売却によって資金を得ることができれば、次の計画が立てやすくなるでしょう。
売却のメリット
新築時にかかる様々な税金を支払う必要がなく、譲渡所得が発生する場合でも、マイホームの売却や買い替えなら課税の優遇措置を受けられます。
たとえば、売却だけの場合でも3,000万円の特別控除が適用されます。
売却収入よりも高い自宅への買換えなら、実質的に譲渡所得への課税がされずにすむのがポイントです。
また、住宅ローンが残っている場合や新たに融資を受ける場合でも、課税上の優遇措置を受けられます。
売却のデメリット
法定耐用年数を過ぎていれば、建物から大きな売却収入を得ることは期待できません。
敷地の立地次第で好条件での売却チャンスも期待できますが、一般的には買い手が現れにくく、売却までにかなりの期間がかかります。
なお、買い手が現れない場合は更地にして、土地だけを売却する方法が有効なケースもあります。
まとめ
木造の法定耐用年数は22年ですが、実際の寿命はかなり長く、80年とも100年とも言われています。
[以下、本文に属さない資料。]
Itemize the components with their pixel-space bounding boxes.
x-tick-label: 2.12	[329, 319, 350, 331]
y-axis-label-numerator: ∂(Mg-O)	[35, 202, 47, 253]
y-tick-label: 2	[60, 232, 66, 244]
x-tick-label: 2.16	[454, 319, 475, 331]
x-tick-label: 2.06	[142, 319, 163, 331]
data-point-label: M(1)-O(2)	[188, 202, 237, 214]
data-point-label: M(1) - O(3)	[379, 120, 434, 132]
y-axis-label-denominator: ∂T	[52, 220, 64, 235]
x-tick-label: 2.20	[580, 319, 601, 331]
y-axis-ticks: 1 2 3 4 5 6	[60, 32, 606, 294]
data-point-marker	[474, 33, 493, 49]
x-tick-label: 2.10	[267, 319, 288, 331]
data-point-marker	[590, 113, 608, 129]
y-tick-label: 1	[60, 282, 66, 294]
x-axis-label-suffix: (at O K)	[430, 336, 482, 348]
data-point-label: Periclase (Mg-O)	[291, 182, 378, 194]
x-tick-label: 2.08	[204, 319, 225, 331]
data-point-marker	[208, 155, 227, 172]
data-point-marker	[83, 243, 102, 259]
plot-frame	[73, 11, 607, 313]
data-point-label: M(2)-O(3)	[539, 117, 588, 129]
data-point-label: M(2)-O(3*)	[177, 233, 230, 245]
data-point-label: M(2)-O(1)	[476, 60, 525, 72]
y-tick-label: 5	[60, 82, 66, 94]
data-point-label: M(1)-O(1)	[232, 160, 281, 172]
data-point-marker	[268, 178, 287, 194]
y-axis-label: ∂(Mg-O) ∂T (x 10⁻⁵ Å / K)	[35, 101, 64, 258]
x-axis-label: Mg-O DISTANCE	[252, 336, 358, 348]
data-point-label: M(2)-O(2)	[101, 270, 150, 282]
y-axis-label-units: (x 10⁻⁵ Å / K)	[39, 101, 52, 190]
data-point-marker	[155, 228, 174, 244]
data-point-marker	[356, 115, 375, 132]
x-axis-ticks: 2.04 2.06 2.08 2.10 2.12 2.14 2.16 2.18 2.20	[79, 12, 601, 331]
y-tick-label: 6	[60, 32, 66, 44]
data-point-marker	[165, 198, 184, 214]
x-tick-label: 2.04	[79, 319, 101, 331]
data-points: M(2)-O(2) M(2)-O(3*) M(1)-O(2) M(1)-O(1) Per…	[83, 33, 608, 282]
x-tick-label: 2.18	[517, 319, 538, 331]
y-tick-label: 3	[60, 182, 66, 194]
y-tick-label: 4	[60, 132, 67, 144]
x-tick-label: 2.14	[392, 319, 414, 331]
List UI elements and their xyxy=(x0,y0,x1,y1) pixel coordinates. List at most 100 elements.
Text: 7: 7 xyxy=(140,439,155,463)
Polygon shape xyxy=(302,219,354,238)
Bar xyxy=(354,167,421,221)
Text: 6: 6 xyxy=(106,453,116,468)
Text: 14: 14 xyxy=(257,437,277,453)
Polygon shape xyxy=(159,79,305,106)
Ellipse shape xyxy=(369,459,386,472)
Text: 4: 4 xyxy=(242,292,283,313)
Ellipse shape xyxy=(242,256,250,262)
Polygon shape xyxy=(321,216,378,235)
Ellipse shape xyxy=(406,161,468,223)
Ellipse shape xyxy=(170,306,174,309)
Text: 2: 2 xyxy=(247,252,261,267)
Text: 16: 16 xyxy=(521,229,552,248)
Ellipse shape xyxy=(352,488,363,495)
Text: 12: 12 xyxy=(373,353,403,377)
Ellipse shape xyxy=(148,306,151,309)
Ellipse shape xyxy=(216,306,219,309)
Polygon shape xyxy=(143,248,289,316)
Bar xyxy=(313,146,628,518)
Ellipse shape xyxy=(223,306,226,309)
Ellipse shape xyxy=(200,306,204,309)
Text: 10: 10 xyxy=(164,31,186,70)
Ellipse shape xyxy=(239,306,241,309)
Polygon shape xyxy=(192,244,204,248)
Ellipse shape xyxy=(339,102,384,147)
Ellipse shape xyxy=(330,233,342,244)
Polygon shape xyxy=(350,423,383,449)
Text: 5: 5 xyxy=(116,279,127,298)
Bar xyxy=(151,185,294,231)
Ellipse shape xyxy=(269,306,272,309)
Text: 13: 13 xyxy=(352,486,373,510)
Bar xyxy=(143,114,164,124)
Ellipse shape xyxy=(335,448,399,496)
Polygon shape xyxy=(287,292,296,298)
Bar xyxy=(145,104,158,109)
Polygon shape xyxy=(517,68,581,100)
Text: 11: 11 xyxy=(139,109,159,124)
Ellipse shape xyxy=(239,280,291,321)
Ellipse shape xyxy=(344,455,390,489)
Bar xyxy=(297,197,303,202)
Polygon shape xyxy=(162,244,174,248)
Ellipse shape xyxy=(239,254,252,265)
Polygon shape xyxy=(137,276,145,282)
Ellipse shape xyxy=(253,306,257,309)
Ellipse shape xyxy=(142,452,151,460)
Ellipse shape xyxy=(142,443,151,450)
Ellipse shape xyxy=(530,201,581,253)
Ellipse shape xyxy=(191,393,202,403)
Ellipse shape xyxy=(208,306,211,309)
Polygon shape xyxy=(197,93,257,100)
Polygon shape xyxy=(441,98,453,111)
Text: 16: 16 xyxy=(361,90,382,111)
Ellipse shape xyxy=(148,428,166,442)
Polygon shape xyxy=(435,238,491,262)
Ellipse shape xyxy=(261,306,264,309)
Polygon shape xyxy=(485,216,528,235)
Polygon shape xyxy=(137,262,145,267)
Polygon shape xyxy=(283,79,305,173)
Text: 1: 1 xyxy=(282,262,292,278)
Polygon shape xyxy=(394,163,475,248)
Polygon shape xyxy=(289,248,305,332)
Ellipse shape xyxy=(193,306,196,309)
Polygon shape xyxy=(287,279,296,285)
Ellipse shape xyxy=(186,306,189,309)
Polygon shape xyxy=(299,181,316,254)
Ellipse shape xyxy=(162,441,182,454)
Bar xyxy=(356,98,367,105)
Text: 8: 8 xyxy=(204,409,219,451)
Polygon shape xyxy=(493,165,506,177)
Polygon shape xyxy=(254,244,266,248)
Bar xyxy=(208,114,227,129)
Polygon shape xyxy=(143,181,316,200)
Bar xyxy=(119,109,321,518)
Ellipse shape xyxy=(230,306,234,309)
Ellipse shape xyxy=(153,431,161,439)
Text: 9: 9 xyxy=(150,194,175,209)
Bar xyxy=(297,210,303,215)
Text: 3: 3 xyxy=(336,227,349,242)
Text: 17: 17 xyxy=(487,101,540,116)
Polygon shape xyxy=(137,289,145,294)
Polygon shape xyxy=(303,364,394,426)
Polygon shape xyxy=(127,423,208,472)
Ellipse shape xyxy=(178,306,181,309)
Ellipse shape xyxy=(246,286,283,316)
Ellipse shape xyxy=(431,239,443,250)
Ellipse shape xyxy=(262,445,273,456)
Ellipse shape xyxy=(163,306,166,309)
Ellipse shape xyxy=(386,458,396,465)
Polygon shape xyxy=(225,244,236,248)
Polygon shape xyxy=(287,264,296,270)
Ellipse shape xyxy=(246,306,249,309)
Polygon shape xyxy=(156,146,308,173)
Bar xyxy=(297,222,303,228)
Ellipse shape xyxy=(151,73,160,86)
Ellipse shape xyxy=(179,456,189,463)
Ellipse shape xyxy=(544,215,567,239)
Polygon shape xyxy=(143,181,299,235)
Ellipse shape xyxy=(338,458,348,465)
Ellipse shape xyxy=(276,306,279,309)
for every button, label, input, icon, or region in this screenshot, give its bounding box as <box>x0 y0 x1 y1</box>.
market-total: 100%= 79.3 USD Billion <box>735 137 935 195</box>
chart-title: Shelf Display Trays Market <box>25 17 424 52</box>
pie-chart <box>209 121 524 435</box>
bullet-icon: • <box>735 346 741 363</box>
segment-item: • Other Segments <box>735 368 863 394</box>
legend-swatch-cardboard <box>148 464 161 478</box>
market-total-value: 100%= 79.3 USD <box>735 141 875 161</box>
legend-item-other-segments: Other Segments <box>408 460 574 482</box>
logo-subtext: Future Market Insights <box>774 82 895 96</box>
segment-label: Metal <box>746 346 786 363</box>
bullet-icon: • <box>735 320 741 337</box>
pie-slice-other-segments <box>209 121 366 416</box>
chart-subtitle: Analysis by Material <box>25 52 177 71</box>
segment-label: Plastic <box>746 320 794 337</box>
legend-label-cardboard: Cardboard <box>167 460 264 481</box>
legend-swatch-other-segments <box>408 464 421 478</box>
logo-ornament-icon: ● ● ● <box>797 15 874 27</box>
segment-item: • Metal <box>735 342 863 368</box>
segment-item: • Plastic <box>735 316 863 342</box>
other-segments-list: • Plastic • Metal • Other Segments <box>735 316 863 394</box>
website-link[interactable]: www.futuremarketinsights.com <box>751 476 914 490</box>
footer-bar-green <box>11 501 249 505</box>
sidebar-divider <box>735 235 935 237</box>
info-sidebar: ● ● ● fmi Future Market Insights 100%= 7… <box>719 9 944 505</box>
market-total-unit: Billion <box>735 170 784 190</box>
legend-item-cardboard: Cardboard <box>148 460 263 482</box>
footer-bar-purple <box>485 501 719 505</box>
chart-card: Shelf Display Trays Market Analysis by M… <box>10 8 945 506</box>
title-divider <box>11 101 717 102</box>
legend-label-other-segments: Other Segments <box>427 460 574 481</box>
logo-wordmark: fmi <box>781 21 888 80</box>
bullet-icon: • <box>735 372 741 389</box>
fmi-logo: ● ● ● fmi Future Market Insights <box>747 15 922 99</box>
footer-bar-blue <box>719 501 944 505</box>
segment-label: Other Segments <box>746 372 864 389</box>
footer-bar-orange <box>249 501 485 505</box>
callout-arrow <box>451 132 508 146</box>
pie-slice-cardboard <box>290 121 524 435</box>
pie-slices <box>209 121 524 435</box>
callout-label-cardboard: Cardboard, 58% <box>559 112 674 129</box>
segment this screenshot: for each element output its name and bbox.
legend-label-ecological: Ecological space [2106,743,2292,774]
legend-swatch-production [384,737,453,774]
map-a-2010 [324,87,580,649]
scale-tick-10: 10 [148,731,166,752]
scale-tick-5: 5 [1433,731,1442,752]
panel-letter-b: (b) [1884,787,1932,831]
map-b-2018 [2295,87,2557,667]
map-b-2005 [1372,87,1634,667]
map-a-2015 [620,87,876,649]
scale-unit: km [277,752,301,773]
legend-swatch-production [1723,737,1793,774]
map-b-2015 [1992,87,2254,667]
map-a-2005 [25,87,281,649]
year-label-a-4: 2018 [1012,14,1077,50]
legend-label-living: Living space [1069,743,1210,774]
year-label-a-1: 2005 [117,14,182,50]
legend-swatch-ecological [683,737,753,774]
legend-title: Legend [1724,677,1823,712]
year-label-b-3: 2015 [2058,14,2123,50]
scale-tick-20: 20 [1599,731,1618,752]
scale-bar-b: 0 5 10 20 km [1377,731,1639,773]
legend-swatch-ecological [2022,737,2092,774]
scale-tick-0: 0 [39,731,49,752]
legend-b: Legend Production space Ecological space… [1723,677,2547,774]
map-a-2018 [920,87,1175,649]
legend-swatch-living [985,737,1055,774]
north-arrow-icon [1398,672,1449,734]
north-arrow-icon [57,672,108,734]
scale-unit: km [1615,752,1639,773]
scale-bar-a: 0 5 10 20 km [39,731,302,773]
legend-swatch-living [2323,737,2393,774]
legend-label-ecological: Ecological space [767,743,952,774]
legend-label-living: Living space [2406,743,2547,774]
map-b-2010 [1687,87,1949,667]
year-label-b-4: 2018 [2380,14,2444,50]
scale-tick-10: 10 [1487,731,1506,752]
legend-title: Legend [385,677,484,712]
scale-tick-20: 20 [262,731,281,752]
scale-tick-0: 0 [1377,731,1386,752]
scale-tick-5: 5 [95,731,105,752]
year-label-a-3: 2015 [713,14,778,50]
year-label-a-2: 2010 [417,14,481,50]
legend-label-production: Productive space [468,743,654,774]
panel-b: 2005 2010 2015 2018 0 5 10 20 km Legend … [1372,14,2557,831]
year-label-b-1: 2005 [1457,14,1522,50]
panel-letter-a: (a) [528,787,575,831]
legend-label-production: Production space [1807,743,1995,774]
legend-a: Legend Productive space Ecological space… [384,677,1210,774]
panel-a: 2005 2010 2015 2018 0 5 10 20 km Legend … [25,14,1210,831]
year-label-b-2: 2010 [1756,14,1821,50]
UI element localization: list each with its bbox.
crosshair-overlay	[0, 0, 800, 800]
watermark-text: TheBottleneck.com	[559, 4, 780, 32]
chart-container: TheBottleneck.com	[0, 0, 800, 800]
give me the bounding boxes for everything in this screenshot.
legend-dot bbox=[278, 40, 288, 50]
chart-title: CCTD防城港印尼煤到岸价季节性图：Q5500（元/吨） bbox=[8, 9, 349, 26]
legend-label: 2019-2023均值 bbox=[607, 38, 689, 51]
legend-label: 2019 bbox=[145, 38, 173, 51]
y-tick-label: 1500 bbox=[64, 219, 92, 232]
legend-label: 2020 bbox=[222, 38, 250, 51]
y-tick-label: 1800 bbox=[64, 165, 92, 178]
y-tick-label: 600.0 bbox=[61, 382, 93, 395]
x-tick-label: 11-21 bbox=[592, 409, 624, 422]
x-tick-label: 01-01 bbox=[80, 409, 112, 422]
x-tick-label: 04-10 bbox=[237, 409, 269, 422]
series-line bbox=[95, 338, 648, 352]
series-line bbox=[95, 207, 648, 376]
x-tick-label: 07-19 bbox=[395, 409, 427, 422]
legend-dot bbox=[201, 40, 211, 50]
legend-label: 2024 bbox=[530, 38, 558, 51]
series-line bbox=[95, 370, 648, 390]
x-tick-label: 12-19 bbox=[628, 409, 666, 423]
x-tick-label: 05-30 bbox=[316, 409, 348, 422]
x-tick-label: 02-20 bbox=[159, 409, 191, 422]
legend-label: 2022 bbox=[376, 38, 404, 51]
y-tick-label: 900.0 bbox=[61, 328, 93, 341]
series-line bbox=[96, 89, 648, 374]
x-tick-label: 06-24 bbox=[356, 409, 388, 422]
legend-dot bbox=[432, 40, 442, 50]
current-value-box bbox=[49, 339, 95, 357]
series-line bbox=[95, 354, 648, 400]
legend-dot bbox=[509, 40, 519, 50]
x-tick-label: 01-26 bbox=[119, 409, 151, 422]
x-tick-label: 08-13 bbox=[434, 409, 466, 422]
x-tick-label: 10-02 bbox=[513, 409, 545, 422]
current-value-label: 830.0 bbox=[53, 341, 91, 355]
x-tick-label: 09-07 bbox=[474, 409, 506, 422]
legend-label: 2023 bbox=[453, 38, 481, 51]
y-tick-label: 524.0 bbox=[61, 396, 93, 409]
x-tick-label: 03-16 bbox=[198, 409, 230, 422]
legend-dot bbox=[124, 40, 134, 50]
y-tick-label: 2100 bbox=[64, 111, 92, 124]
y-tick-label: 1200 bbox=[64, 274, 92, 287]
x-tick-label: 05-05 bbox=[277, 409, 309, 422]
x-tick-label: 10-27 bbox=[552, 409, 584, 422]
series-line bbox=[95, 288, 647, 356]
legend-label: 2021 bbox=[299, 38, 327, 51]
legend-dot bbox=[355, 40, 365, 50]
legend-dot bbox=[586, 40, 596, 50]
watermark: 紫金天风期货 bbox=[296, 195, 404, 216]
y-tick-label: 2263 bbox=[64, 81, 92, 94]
ただし、特に主要な構造部分が劣化しないように、定期的なメンテナンスや修繕は必須です。
たとえ法定耐用年数を経過しても、適切な維持管理を行っていれば、設備や内外装のリフォームなどによって、快適な住まいを維持できます。
最終的に、このような維持管理に費用がかさむようになったときは、全面リフォームや建替、売却などを検討するとよいでしょう。